ABOUT THE ECU's WORKINGS:
The ECU is a little computer with very limited skills - but these skills are super-fast. So fast, that it can control the engine over it's regime.

It has a set of instructions that enable it to take inputs and generate outputs, to know where his memory is and on what ECU it is sitting, this is the "operating system". The OS can access a set of instructions to know and decide upon inputs what to output. Throttle is opened, add fuel for acceleration.

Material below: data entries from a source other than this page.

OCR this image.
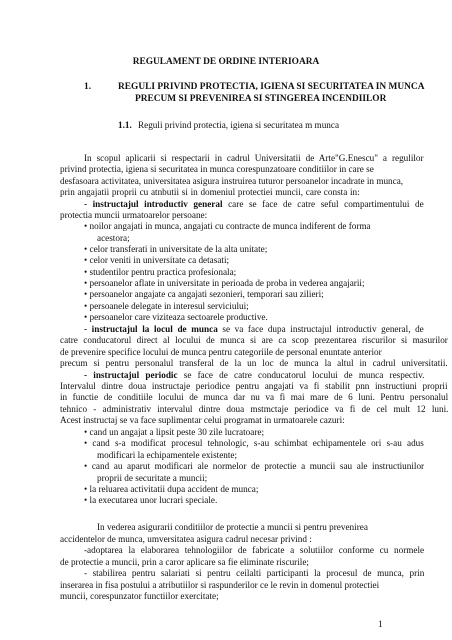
REGULAMENT DE ORDINE INTERIOARA
1.	REGULI PRIVIND PROTECTIA, IGIENA SI SECURITATEA IN MUNCA
PRECUM SI PREVENIREA SI STINGEREA INCENDIILOR
1.1. Reguli privind protectia, igiena si securitatea m munca
In scopul aplicarii si respectarii in cadrul Universitatii de Arte"G.Enescu" a regulilor
privind protectia, igiena si securitatea in munca corespunzatoare conditiilor in care se
desfasoara activitatea, universitatea asigura instruirea tuturor persoanelor incadrate in munca,
prin angajatii proprii cu atnbutii si in domeniul protectiei muncii, care consta in:
- instructajul introductiv general care se face de catre seful compartimentului de
protectia muncii urmatoarelor persoane:
• noilor angajati in munca, angajati cu contracte de munca indiferent de forma
acestora;
• celor transferati in universitate de la alta unitate;
• celor veniti in universitate ca detasati;
• studentilor pentru practica profesionala;
• persoanelor aflate in universitate in perioada de proba in vederea angajarii;
• persoanelor angajate ca angajati sezonieri, temporari sau zilieri;
• persoanele delegate in interesul serviciului;
• persoanelor care viziteaza sectoarele productive.
- instructajul la locul de munca se va face dupa instructajul introductiv general, de
catre conducatorul direct al locului de munca si are ca scop prezentarea riscurilor si masurilor
de prevenire specifice locului de munca pentru categoriile de personal enuntate anterior
precum si pentru personalul transferal de la un loc de munca la altul in cadrul universitatii.
- instructajul periodic se face de catre conducatorul locului de munca respectiv.
Intervalul dintre doua instructaje periodice pentru angajati va fi stabilit pnn instructiuni proprii
in functie de conditiile locului de munca dar nu va fi mai mare de 6 luni. Pentru personalul
tehnico - administrativ intervalul dintre doua mstmctaje periodice va fi de cel mult 12 luni.
Acest instructaj se va face suplimentar celui programat in urmatoarele cazuri:
• cand un angajat a lipsit peste 30 zile lucratoare;
• cand s-a modificat procesul tehnologic, s-au schimbat echipamentele ori s-au adus
modificari la echipamentele existente;
• cand au aparut modificari ale normelor de protectie a muncii sau ale instructiunilor
proprii de securitate a muncii;
• la reluarea activitatii dupa accident de munca;
• la executarea unor lucrari speciale.
In vederea asigurarii conditiilor de protectie a muncii si pentru prevenirea
accidentelor de munca, umversitatea asigura cadrul necesar privind :
-adoptarea la elaborarea tehnologiilor de fabricate a solutiilor conforme cu normele
de protectie a muncii, prin a caror aplicare sa fie eliminate riscurile;
- stabilirea pentru salariati si pentru ceilalti participanti la procesul de munca, prin
inserarea in fisa postului a atributiilor si raspunderilor ce le revin in domenul protectiei
muncii, corespunzator functiilor exercitate;
1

The information on how much fuel or for other decisions it has to make is available in tables that the ECU can now access. As it has to take more than one parameter into account we have a two dimensional table i.e. "rpm" vs. "throttle position". The table can now be entered with these two values in the same way as we would look up a table, rows/columns and you drop onto a field in this table. The value found there is i.e. the amount of fuel to be injected.
Imagine a chessboard and now we just place 64 figures on it ranging from little values "pawn" up to high values "kings". When placed, we throw a blanket over them and all on a sudden we realize that we have created a landscape with a particular form. We now have a 3D model. That's what the ECU does. Take two values and create a third as output.

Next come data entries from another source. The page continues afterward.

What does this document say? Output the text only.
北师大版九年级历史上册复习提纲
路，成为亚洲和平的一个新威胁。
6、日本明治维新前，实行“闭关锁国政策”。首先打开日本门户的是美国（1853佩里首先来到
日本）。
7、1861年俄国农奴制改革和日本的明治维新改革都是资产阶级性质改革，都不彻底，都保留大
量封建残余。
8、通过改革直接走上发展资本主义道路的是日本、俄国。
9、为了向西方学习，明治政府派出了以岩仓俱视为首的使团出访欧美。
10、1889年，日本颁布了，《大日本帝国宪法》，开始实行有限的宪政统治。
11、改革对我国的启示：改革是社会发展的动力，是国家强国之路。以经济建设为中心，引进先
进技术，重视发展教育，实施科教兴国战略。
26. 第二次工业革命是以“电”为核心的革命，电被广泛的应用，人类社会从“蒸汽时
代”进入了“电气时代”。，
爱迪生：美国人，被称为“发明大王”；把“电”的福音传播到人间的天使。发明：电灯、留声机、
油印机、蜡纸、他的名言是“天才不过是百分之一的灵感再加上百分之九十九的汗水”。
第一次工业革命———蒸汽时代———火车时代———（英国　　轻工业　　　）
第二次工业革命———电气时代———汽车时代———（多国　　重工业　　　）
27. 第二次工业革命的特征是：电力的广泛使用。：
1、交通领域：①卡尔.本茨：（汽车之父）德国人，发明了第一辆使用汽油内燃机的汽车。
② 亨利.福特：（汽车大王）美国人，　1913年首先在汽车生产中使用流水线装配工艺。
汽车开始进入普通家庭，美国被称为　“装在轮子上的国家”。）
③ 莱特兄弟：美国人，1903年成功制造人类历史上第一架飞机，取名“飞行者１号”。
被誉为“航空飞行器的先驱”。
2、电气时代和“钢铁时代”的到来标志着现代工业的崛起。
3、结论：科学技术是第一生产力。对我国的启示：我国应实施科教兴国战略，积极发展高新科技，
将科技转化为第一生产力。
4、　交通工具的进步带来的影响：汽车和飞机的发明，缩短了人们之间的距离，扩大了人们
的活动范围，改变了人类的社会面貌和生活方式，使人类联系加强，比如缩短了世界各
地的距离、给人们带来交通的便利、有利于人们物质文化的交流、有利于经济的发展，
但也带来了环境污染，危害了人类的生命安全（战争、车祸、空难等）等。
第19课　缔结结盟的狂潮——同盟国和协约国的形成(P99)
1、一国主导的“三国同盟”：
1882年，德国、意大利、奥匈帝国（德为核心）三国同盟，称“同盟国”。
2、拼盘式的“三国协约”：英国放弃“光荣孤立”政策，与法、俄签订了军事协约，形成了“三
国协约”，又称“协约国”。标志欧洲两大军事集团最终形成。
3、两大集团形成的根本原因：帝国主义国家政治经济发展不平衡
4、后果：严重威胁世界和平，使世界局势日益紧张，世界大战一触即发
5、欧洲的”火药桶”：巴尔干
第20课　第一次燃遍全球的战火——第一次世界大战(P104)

Tuning will alter the values in these cells to create a new landscape, giving a little more fuel here and a little less there.

It's more complicated than that then even a 1994 ECU can do interpolation to smooth the values between cells, add some more logic such as cold start enrichment, act on the ignition advance, cut out fuel upon accelerator release, take corrective action based on "lambda" from the O2 sensor(s) and later versions tell if something is wrong in the emissions system (OBD II - MIL).
Plus the ECU fit's nicely into your car's electronics and drives such things as the dashboard, tach, temperature indications and others. This is one of the reasons it is not so easy to switch to an aftermarket injection ECU.

ABOUT THE TABLES and VE
The "tune" or tables in an ECU are based on a particular build of engine with a particular set of sensors, injectors, fuel system, fuel pressure etc.
The tables also reflect VE (volumetric efficiency) of that particular engine which is in a large part determined by the camshaft and the valvetrain including the cylinder heads and exhaust system.

This is one of the reasons why "mail tuned chips" will most probably never work properly and always be fuel guzzlers. In order to compensate for unknowns most "mail tuned chips" will inject more fuel than required to avoid some severe problems with spark ignited engines.

I hope that I'm not too boring with my lectures in the blazerforum.